Document inconsistency in DataLoader and torch.initial_seed

laoreja · July 6, 2018, 9:53pm

I noticed some inconsistency in the document and feel really confused:

I met the problem of getting Numpy randomness in multiprocessing (by DataLoader, multiple workers), so I decided to use the worker_init_fn in the __init__ function of DataLoader, in the note, it is said that “each worker will have its PyTorch seed set to base_seed + worker_id, where base_seed is a long generated by main process using its RNG. You may use torch.initial_seed() to access the PyTorch seed for each worker in worker_init_fn, and use it to set other seeds before data loading.”.

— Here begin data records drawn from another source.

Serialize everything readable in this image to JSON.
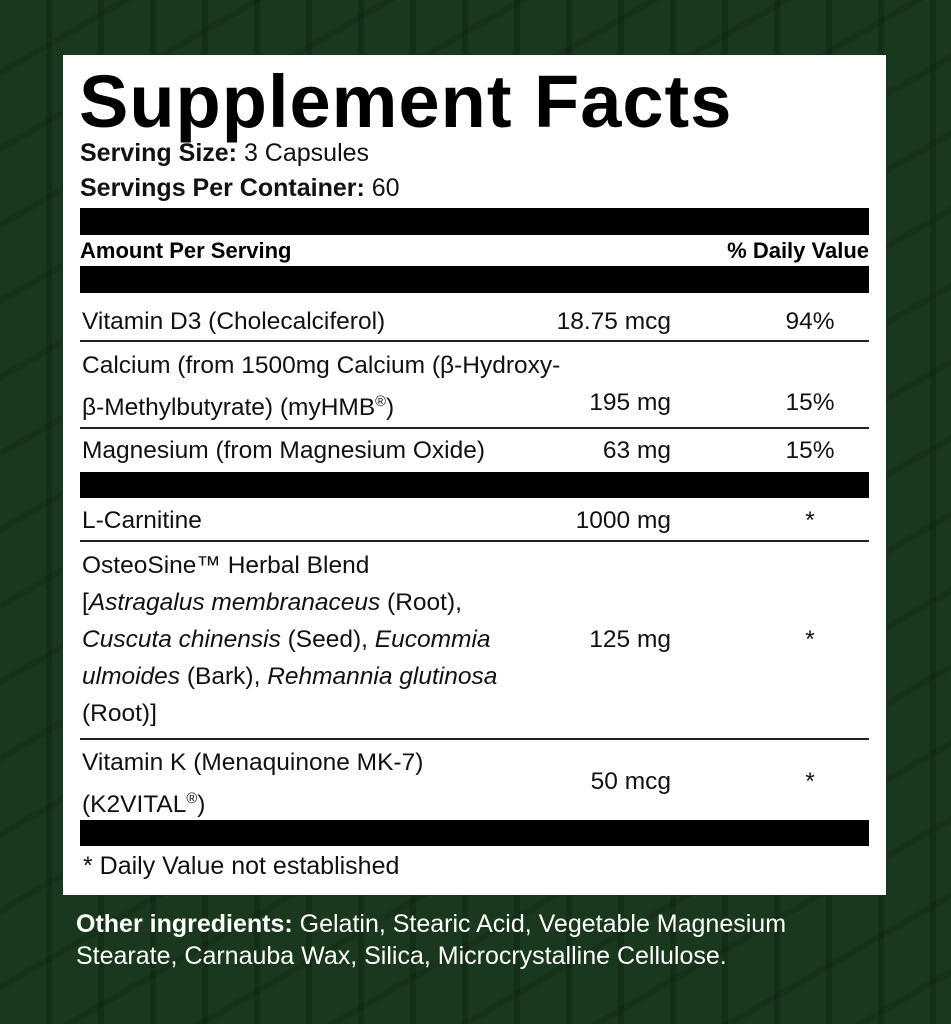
{
  "title": "Supplement Facts",
  "serving_size": {
    "label": "Serving Size:",
    "value": "3 Capsules"
  },
  "servings_per_container": {
    "label": "Servings Per Container:",
    "value": "60"
  },
  "header": {
    "amount": "Amount Per Serving",
    "dv": "% Daily Value"
  },
  "rows": [
    {
      "name": "Vitamin D3 (Cholecalciferol)",
      "amount": "18.75 mcg",
      "dv": "94%"
    },
    {
      "name_line1": "Calcium (from 1500mg Calcium (β-Hydroxy-",
      "name_line2": "β-Methylbutyrate) (myHMB",
      "reg": "®",
      ")": ")",
      "amount": "195 mg",
      "dv": "15%"
    },
    {
      "name": "Magnesium (from Magnesium Oxide)",
      "amount": "63 mg",
      "dv": "15%"
    },
    {
      "name": "L-Carnitine",
      "amount": "1000 mg",
      "dv": "*"
    },
    {
      "parts": [
        "OsteoSine™ Herbal Blend",
        "[",
        "Astragalus membranaceus",
        " (Root),",
        "Cuscuta chinensis",
        " (Seed), ",
        "Eucommia",
        "ulmoides",
        " (Bark), ",
        "Rehmannia glutinosa",
        "(Root)]"
      ],
      "amount": "125 mg",
      "dv": "*"
    },
    {
      "name_line1": "Vitamin K (Menaquinone MK-7)",
      "name_line2": "(K2VITAL",
      "reg": "®",
      ")": ")",
      "amount": "50 mcg",
      "dv": "*"
    }
  ],
  "footnote": "* Daily Value not established",
  "other_ingredients": {
    "label": "Other ingredients:",
    "value": " Gelatin, Stearic Acid, Vegetable Magnesium Stearate, Carnauba Wax, Silica, Microcrystalline Cellulose."
  }
}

But in the documentation for torch.initial_seed(), it says “Returns the current random seed of the current GPU.” which is not consistent with that in the Note for DataLoader, my current solution is to set:
worker_init_fn=lambda x: np.random.seed((torch.initial_seed() + x) % (2 ** 32))

Though by printing, I can see the np.random output is not identical, I’m still not sure I’m doing it correctly.
And I would like to use the transform library in torchvision, they use the standard random library, should I also set the seed in through worker_init_fn?

SimonW · July 7, 2018, 6:51am

you looked at the wrong function. torch.initial_seed doesn’t say that: https://pytorch.org/docs/stable/torch.html#torch.initial_seed
setting that should just work for versions >= 0.4. in fact, just using torch.initial_seed as seed is enough as it already does the + worker_id offset.

laoreja · July 7, 2018, 9:06am

I see. Thank you very much! I’m using Dash, and happen to look at torch.cuda.initial_seed.